00:04:36.130 --> 00:04:40.870
We can remove the sports stem-and leaf-plot so we can have somewhere to write the answer.
00:04:41.290 --> 00:04:50.430
We could write a statement such as “Very few students played computer games for less than 30 hours per month, and the vast majority played for more than 50 hours.”
00:04:50.740 --> 00:04:54.780
Let’s see what we can say about the number of hours spent watching TV.
00:04:55.310 --> 00:05:03.540
One of the things we might notice about this stem-and-leaf plot is there’s actually quite a lot of leaves or students at the start of this stem-and-leaf plot.
00:05:03.990 --> 00:05:10.440
Students appear to spend fewer hours watching TV than they do playing computer games per month.
00:05:10.860 --> 00:05:17.240
A good statement to write might be most students watch TV for less than 30 hours per month.

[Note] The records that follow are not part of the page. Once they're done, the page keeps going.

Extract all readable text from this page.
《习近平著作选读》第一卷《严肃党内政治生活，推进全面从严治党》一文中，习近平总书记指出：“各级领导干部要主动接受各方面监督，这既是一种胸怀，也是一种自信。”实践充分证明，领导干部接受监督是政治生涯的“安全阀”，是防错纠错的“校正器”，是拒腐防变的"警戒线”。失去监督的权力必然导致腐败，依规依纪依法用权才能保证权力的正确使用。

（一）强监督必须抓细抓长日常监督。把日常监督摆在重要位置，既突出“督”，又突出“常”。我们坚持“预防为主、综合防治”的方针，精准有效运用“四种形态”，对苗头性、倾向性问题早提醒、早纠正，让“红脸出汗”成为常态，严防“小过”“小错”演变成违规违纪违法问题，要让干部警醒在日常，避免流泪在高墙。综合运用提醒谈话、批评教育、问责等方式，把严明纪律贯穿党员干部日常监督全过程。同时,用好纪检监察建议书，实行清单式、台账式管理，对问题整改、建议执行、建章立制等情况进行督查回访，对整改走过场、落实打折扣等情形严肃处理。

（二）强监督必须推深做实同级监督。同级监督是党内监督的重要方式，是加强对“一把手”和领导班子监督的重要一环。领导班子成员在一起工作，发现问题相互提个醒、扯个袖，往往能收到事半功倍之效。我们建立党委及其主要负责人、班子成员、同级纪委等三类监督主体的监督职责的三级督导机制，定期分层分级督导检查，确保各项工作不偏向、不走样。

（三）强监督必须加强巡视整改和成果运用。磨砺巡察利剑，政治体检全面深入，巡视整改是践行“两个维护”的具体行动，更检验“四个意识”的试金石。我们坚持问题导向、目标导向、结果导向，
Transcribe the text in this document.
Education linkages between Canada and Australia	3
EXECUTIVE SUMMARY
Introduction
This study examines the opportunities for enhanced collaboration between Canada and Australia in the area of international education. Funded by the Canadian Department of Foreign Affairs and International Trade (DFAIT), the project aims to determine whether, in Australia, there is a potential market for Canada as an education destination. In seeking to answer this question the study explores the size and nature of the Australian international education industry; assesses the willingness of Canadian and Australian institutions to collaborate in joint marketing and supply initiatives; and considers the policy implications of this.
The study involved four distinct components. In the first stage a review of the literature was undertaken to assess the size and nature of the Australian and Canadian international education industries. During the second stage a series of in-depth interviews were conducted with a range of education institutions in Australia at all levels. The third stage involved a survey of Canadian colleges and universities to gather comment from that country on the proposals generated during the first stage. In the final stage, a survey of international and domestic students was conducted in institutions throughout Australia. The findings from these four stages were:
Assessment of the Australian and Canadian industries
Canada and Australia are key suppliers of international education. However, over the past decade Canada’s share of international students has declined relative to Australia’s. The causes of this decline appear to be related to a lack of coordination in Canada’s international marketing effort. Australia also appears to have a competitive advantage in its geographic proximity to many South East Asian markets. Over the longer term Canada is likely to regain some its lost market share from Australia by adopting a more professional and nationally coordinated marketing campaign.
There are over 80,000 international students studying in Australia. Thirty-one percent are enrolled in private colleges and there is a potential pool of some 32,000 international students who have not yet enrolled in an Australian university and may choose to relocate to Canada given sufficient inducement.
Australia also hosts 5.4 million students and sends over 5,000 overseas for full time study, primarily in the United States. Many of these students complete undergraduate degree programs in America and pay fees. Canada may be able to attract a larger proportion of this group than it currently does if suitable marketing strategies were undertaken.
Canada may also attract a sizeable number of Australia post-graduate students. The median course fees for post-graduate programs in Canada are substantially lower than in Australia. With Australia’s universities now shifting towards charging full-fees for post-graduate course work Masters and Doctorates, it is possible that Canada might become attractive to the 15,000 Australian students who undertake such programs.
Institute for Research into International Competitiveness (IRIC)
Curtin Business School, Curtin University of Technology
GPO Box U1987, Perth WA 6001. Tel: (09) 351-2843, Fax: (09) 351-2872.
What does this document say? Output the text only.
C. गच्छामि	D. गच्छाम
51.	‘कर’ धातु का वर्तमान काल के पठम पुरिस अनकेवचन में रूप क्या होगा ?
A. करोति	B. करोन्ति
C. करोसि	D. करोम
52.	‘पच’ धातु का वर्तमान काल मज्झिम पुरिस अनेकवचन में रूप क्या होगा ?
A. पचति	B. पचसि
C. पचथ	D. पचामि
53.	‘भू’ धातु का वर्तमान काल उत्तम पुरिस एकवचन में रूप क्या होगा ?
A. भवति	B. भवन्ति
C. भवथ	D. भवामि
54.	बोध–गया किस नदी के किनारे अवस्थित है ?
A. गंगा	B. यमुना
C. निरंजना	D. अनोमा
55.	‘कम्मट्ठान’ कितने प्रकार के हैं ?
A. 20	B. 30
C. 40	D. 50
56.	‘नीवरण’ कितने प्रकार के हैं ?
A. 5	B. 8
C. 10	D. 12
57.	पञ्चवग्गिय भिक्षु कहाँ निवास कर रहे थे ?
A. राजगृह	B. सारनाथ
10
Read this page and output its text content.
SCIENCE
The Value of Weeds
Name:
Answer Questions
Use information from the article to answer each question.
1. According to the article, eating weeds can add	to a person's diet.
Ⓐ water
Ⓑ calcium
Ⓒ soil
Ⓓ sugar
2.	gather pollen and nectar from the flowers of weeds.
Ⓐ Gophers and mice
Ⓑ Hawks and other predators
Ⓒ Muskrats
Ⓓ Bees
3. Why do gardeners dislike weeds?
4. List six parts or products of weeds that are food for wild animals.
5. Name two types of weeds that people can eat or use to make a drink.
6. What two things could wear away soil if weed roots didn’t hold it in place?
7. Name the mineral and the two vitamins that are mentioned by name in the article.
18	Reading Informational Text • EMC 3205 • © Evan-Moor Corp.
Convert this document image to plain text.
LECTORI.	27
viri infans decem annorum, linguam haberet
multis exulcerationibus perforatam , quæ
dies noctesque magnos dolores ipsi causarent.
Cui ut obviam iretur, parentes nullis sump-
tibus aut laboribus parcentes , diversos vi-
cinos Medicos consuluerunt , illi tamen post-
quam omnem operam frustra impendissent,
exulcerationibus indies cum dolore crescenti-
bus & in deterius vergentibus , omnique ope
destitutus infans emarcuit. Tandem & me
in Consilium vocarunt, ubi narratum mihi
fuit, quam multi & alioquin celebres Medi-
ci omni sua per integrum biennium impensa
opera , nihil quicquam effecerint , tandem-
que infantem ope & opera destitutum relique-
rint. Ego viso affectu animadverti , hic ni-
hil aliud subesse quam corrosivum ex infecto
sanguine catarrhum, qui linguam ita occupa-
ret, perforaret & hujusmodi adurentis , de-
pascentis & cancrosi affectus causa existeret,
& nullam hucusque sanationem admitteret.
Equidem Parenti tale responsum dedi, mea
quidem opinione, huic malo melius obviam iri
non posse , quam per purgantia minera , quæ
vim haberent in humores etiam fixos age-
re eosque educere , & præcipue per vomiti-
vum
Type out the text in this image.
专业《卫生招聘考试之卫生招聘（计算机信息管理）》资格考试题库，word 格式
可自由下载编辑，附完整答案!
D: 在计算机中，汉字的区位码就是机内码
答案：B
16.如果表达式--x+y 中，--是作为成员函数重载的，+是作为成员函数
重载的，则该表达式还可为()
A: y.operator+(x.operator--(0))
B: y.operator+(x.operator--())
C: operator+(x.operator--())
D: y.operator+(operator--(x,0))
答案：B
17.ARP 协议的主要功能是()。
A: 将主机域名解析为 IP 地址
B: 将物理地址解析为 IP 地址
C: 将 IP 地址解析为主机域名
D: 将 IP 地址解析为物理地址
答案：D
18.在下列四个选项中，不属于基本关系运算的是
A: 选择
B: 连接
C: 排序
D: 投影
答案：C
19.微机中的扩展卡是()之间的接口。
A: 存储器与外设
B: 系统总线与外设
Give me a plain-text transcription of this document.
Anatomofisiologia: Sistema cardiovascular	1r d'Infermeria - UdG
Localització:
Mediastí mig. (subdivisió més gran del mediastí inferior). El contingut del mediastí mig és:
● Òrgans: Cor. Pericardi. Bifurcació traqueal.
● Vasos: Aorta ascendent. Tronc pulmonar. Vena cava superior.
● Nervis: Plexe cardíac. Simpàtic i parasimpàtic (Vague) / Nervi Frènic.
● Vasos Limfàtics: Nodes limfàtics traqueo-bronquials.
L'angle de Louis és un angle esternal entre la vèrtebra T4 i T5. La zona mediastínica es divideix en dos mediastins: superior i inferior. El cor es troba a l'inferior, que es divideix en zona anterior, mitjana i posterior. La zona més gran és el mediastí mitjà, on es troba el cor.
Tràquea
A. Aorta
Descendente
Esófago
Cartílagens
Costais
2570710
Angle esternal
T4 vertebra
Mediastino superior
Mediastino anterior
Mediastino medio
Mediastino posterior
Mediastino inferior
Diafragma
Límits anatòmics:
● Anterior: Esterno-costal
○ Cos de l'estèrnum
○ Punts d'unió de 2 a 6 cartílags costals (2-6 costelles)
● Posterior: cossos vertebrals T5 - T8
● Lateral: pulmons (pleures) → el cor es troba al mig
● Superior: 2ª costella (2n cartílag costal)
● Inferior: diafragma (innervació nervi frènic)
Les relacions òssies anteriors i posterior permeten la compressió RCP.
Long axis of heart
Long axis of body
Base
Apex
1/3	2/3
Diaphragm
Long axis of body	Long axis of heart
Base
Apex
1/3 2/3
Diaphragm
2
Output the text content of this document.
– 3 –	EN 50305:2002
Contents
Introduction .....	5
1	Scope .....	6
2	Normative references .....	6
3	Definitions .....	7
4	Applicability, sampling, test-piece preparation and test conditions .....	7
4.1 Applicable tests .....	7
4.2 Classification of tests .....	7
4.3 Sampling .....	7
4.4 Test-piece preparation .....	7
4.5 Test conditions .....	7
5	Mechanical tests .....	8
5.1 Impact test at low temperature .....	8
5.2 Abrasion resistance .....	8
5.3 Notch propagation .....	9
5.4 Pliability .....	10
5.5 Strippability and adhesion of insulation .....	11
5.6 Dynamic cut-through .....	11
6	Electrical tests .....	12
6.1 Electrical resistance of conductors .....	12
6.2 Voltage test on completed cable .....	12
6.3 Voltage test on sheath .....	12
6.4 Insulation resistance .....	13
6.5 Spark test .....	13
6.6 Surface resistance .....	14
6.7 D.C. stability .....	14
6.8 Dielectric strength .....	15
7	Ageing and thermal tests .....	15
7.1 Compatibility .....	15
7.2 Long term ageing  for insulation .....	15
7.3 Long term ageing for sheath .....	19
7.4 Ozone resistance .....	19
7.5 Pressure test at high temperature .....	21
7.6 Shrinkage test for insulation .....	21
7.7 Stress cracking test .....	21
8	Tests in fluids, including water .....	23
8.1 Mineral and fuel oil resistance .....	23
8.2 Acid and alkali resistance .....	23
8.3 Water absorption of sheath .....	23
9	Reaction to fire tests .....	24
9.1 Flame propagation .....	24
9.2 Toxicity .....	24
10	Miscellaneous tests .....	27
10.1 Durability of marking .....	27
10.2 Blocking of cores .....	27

00:05:17.680 --> 00:05:23.240
And so we could give our completed answer with the statements on each stem-and-leaf plot.
00:05:23.570 --> 00:05:29.430
It’s worth pointing out that, of course, there are a range of different answers that would be equally valid.
00:05:29.780 --> 00:05:40.250
But we’ve given an idea of a pattern of the hours spent doing each activity alongside specific values, for example, 30 hours or 50 hours per month.